U-Va.’s financial aid program, AccessUVa, began almost 10 years ago with the aim of increasing socioeconomic diversity at the state’s flagship campus. It was intended to help cover the cost of college for undergraduates from families making less than twice the federal poverty line. Today, the program reaches more than one-third of students and costs more than $40 million per year, a substantial percentage of which is provided by tuition paid by other students.
University President Teresa A. Sullivan announced the change in an e-mail to staff and students. To make up for the trimmed grant money, federal need-based loans will be made available to low-income students with a cap of $28,000 over a four-year period. The projected loan amount for an in-state student is $14,000 for four years. Anticipating concerns about rising debt burdens, Ms. Sullivan cited U-Va. graduates’ relatively low levels of debt — about $11,700 for 2012 graduates compared to the national average of almost $27,000. At the same time, only 27 percent of in-state students graduated with any need-based loan debt in 2011-12.

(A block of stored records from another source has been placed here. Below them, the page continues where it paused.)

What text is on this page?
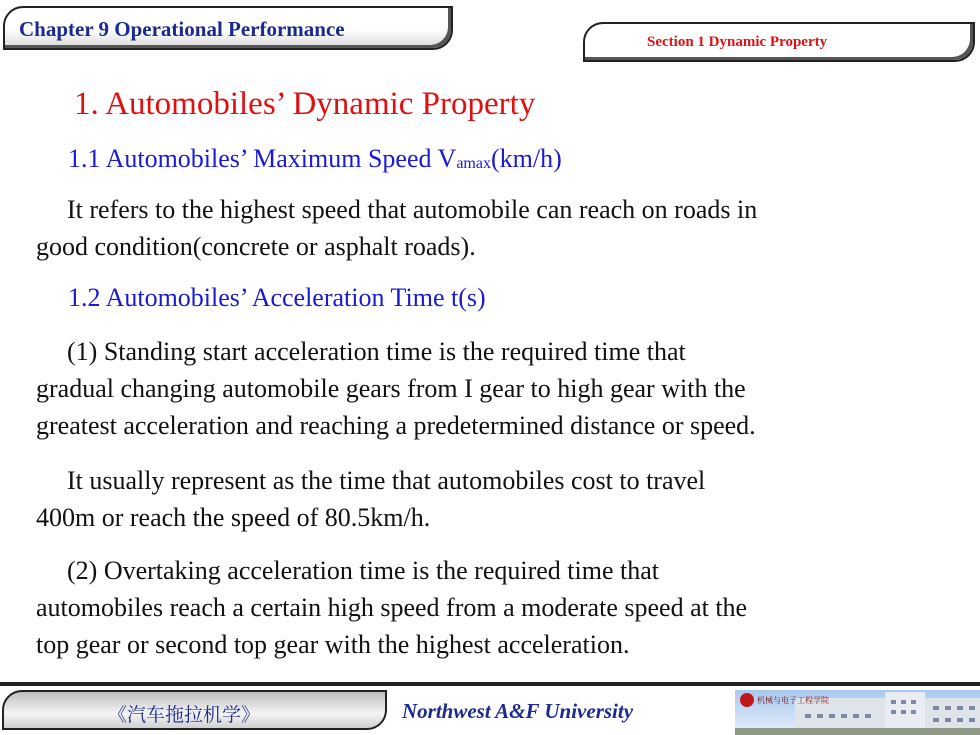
Chapter 9 Operational Performance
Section 1 Dynamic Property
1. Automobiles’ Dynamic Property
1.1 Automobiles’ Maximum Speed $V_{amax}(km/h)$
It refers to the highest speed that automobile can reach on roads in
good condition(concrete or asphalt roads).
1.2 Automobiles’ Acceleration Time t(s)
(1) Standing start acceleration time is the required time that
gradual changing automobile gears from I gear to high gear with the
greatest acceleration and reaching a predetermined distance or speed.
It usually represent as the time that automobiles cost to travel
400m or reach the speed of 80.5km/h.
(2) Overtaking acceleration time is the required time that
automobiles reach a certain high speed from a moderate speed at the
top gear or second top gear with the highest acceleration.
《汽车拖拉机学》	Northwest A&F University	机械与电子工程学院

But Ms. Sullivan’s e-mail obscured what is really happening. She described eliminating grant money as “moderat[ing] costs” and never explicitly stated the $6 million saved would come from reduced grants. Logic suggests the U-Va. Board of Visitors and university administrators gave unappealing balance sheets a hard look and saw increasing student debt, softened by the federally subsidized nature of the new loans the university will offer, as the only place to turn.
Universities nationwide find reducing costs on their to-do list. U-Va., like its peers, must experiment to cut costs without unduly burdening students or harming the quality of the education it offers them. But if the school prioritizes providing need-based financial aid, its latest decision was not centered on that mission. In the one year it will save a mere $6 million on grant money, U-Va. could have aggressively pursued non-academic building and maintenance cost-saving measures, as well as donations to enlarge AccessUVa’s endowment. It also could have reduced the financial aid offered to middle-income out-of-state students.
For Virginia students and their parents, in-state tuition constitutes an automatic subsidy, regardless of need. Limiting or scaling that subsidy for students from wealthy families would be preferable to replacing grants with loans for low-income Virginia residents.